Bankalar, olası bir döviz şokundan olumsuz etkilenmemek için döviz açık pozisyonunda kalmazlar. Bu yüzden, verecekleri krediler ile kullandıkları kaynakların para birimi cinsinden dengede olmasına dikkat ederler. Özellikle tüketici ve ticari kredi talepleri Türk lirası bazlı olduğu için, döviz bazlı dış kaynakları uluslararası piyasalarda Türk Lirası’na çevirme maliyetine katlanmaktansa, TCMB’nin direkt olarak sağladığı kaynaklara başvurmak bankalar için daha caziptir. Bu da TCMB aracılığıyla ucuz yoldan elde edilen karşılıksız paranın piyasada çarpan etkisiyle dolaşması, yani para arzının artması sonucunu doğurur.

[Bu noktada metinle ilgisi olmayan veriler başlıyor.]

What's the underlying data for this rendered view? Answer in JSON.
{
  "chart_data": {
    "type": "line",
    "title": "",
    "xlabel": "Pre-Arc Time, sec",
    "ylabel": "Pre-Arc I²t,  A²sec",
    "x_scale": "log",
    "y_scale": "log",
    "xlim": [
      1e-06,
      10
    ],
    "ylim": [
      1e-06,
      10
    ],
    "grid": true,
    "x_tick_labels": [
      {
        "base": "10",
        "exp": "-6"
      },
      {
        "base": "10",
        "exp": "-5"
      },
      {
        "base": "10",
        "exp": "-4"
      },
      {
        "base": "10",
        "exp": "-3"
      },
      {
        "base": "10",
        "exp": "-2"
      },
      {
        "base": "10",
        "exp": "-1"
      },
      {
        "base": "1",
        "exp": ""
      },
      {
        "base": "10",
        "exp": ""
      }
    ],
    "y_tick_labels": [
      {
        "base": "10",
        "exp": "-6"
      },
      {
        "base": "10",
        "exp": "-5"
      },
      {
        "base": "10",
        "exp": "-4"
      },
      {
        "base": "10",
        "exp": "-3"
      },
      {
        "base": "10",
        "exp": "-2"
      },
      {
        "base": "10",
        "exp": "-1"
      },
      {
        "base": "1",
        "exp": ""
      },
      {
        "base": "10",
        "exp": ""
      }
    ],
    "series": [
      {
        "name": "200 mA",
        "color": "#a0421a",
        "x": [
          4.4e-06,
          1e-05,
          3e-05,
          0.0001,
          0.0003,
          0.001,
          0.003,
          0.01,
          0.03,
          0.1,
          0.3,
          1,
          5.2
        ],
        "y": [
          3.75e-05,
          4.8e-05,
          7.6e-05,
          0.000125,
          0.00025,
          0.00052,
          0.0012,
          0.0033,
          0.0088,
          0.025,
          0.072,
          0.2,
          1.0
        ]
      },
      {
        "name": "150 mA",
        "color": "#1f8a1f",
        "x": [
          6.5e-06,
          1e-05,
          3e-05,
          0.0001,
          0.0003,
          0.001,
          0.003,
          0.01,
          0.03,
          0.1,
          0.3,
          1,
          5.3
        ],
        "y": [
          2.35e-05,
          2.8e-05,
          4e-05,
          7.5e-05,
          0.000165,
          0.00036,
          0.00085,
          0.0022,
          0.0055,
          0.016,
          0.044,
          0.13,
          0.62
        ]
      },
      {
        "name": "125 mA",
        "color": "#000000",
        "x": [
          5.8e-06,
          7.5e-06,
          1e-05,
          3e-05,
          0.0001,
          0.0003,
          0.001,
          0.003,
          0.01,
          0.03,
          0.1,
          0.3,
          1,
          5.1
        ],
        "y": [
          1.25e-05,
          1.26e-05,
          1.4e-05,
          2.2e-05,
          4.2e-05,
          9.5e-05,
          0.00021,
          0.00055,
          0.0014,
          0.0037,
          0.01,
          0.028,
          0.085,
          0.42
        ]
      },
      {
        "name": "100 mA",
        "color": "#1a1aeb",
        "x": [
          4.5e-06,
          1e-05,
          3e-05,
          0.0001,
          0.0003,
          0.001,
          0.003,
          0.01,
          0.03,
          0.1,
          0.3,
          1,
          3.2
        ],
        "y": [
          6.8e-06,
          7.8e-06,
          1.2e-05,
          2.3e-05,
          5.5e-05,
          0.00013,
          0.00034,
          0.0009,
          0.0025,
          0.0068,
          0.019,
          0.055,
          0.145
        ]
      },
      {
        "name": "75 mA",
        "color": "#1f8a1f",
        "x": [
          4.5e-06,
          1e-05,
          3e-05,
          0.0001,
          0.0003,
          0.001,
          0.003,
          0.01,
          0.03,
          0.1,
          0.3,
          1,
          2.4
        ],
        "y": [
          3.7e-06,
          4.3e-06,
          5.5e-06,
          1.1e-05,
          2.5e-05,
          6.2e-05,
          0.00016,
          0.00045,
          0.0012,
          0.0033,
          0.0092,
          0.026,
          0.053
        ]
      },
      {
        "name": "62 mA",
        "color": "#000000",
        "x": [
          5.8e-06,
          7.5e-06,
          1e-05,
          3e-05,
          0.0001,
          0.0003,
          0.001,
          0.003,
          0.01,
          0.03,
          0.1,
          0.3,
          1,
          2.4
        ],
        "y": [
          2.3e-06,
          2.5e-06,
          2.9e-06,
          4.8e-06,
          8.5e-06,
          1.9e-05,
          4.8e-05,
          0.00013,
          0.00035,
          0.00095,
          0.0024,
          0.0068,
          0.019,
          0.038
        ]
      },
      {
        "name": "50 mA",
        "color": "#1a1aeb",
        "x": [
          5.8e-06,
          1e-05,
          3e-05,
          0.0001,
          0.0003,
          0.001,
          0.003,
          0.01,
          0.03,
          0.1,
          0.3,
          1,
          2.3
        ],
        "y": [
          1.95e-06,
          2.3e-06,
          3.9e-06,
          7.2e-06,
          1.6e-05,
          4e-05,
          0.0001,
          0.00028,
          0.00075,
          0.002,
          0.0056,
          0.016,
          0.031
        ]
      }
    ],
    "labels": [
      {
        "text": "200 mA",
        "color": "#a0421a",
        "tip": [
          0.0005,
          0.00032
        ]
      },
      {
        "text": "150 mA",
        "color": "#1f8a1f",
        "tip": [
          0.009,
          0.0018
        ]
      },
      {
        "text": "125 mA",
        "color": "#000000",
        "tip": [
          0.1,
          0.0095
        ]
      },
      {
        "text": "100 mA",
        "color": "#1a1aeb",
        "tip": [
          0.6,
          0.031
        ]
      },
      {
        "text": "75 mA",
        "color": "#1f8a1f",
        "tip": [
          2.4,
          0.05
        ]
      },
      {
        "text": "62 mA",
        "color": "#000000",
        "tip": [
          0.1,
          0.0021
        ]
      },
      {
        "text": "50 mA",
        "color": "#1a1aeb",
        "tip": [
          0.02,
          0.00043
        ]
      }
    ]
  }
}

Yukarıdaki grafik bize, son 10 yılda para arzının yılda ortalama %20 arttığını söylüyor. Türkiye’nin bu dönemde yıllık büyümesinin ortalama %5 olduğunu dikkate aldığımızda, ülkede para arzını her yıl ilaveten %15 büyütmenin enflasyonist bir etki yaratması kaçınılmazdı. Ve bu etki kendisini, FED’in 2014 yılından itibaren parasal sıkılaşmaya geçmesi ile birlikte, döviz karşısında sürekli değer kaybeden Türk Lirası’nda gösterdi.
Türk Lirası’ndaki değer kaybı, tüketici iştahını azalttığı gibi düşük faizlerin getirdiği yüksek tüketim iştahına güvenip yatırım yapan yatırımcıyı da zor durumda bıraktı. 2010-2014 yılları arasında doların zayıf seyri ve küresel likiditenin bol olmasının sağladığı düşük faizler nedeniyle yatırımcılar döviz cinsinden borçlanmayı tercih etti. Ancak, birkaç yıl süren yatırım döneminde dövizde yaşanan sert yükselişler borçlanma maliyetlerini beklentilerin çok üstüne çekmiş oldu. Öte yandan, tüketici güveninin bozulması sonucunda gerçekleşen satış rakamları hem hacim hem de döviz bazında hedeflerin çok altında kaldı. Kısacası Türk Lirası’nın istikrarsızlığı; yatırımcıyı manipüle etmiş, en başta karlı saydığı yatırımı şimdi atıl hale getirmişti.
Yukarıda özetlenen bu döngü, Türkiye’de mevcut sorunlu kredilerin de esas nedenini oluşturuyor. 2011 yılı başında özel bankalardaki sorunlu kredilerin toplam kredilere oranı %5.2 iken; şimdi bu oran, yatırımlardan elde edilen nakit akışlarının edinilen borçları çevirememesi nedeniyle %18.5 seviyelerine çıkmış durumda. Önceki krediler geri ödenmedikçe bankaların yeni krediler vermesi mümkün olmaz. Bu da büyüme için gerekli yatırım ve harcamalara kaynak bulunamaması nedeniyle ekonomide daralmayı beraberinde getirir.
Sonuç olarak, parasal genişleme ile suni şekilde düşürülen faizler, yatırımcıları makul kârlılığa sahip olmayan yatırımlara sevk eder ve enflasyon yoluyla istikrarsızlığı derinleştirir. Kısa vadede aşırı tüketim yoluyla hissedilen geçici refah, uzun vadede yerini ödenmeyen krediler yüzünden çözümü daha da çetrefilli hale gelen kalıcı ekonomik bunalımlara bırakır. Sağlıklı ve istikrarlı bir büyüme ancak tasarruflar tarafından finanse edilen yatırımlar ve yerel para biriminin istikrarını korumakla mümkündür. Bu da, yatırımlar ile tasarrufların arasındaki dengeyi yani faiz oranlarını manipüle etmeyen sıkı ve sağlam para politikalarının takip edilmesini gerektirir. Aksi takdirde yerimizde saymaya devam ederiz. Tıpkı son 10 yılda olduğu gibi.